What I learned building an open-source kit that turns your AI coding assistant into a DevOps agent
Full disclosure: I work at CloudBees (product marketing). This is not an official CloudBees product. It's a side project I built on my own because I wanted to test a theory: what happens when your AI coding assistant can see your entire delivery stack, not just your code?
Short answer: the conversations change pretty dramatically.
I open-sourced a starter kit that connects Claude Code to CloudBees Unify via MCP and gives the agent 7 skills: pipeline overview, build triage, security scan, release readiness, feature flags, CI health, and Jira ticket filing. Each skill is just a markdown file describing a workflow. The agent reads it, calls the MCP tools, and returns a structured answer. Fork it, swap skills, add your own.
A few things I learned building it:
- The pattern matters more than the tools.
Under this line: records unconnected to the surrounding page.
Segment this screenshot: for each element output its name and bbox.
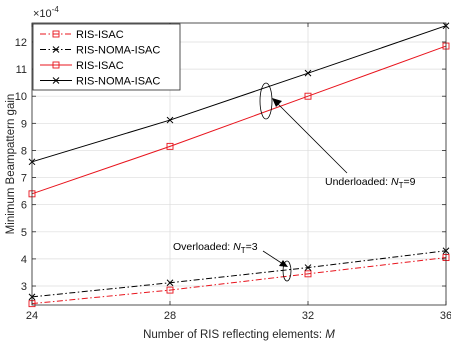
underloaded-arrowhead	[272, 98, 282, 107]
data-point-s0-2	[304, 270, 312, 278]
grid	[31, 23, 447, 305]
overloaded-arrow-line	[262, 250, 284, 265]
data-point-s2-1	[166, 142, 174, 150]
legend-label-2: RIS-ISAC	[76, 60, 124, 72]
plot-frame	[31, 22, 447, 306]
data-point-s1-2	[304, 264, 312, 271]
x-tick-label: 32	[302, 310, 314, 322]
series-lines	[31, 25, 447, 305]
data-point-s0-1	[166, 286, 174, 294]
data-point-s1-1	[166, 279, 174, 287]
y-tick-label: 11	[16, 64, 27, 76]
legend: RIS-ISAC RIS-NOMA-ISAC RIS-ISAC RIS-NOMA-IS…	[32, 23, 181, 91]
annotation-underloaded: Underloaded: NT=9	[259, 82, 416, 190]
data-point-s3-1	[166, 116, 174, 124]
y-tick-label: 8	[21, 145, 27, 157]
legend-marker-3	[52, 77, 60, 84]
series-line-2	[31, 45, 447, 195]
series-line-1	[31, 250, 447, 298]
x-tick-label: 28	[164, 310, 176, 322]
y-exponent: ×10-4	[33, 5, 59, 20]
legend-label-3: RIS-NOMA-ISAC	[76, 76, 160, 88]
overloaded-label: Overloaded: NT=3	[173, 241, 258, 255]
legend-label-1: RIS-NOMA-ISAC	[76, 45, 160, 57]
overloaded-arrowhead	[279, 260, 288, 267]
legend-marker-0	[52, 30, 60, 38]
legend-marker-1	[52, 46, 60, 53]
underloaded-arrow-line	[276, 102, 348, 174]
legend-items: RIS-ISAC RIS-NOMA-ISAC RIS-ISAC RIS-NOMA-IS…	[40, 29, 160, 88]
y-tick-label: 5	[21, 227, 27, 239]
underloaded-ellipse	[259, 82, 273, 120]
y-tick-label: 10	[15, 91, 27, 103]
y-tick-label: 12	[15, 37, 27, 49]
data-point-s2-2	[304, 92, 312, 100]
data-point-s3-2	[304, 69, 312, 77]
legend-marker-2	[52, 61, 60, 69]
underloaded-label: Underloaded: NT=9	[325, 176, 416, 190]
legend-label-0: RIS-ISAC	[76, 29, 124, 41]
y-tick-label: 4	[21, 254, 27, 266]
x-tick-label: 36	[440, 310, 451, 322]
series-line-0	[31, 257, 447, 305]
x-tick-label: 24	[26, 310, 38, 322]
y-axis-label: Minimum Beampattern gain	[5, 94, 17, 235]
annotation-overloaded: Overloaded: NT=3	[173, 241, 292, 282]
y-tick-label: 7	[21, 173, 27, 185]
y-tick-label: 9	[21, 118, 27, 130]
series-line-3	[31, 25, 447, 163]
x-axis-label: Number of RIS reflecting elements: M	[143, 329, 335, 341]
y-tick-label: 6	[21, 200, 27, 212]
overloaded-ellipse	[282, 260, 292, 282]
y-tick-label: 3	[21, 281, 27, 293]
MCP + markdown skills + a data plane that normalizes across CI systems — that's the interesting part. You could rewire this to other platforms.
- Read-only by default is non-negotiable. The kit ships with write access off. You have to explicitly opt in to let the agent change anything. A colleague flagged supply chain risks during review, so we also pinned every dependency to a specific version. If you're building something similar, do this from day one.
- Context across tools > context within one tool. When the agent can see across Jenkins, GitHub Actions, and your security scanner at the same time, it can answer questions no single dashboard can. Like "are we ready to release?" across 4 components on 3 different CI systems.
I built the entire demo environment (Jenkins pipelines, repos, dummy data, the kit itself) almost entirely through Claude Code. That was its own learning experience.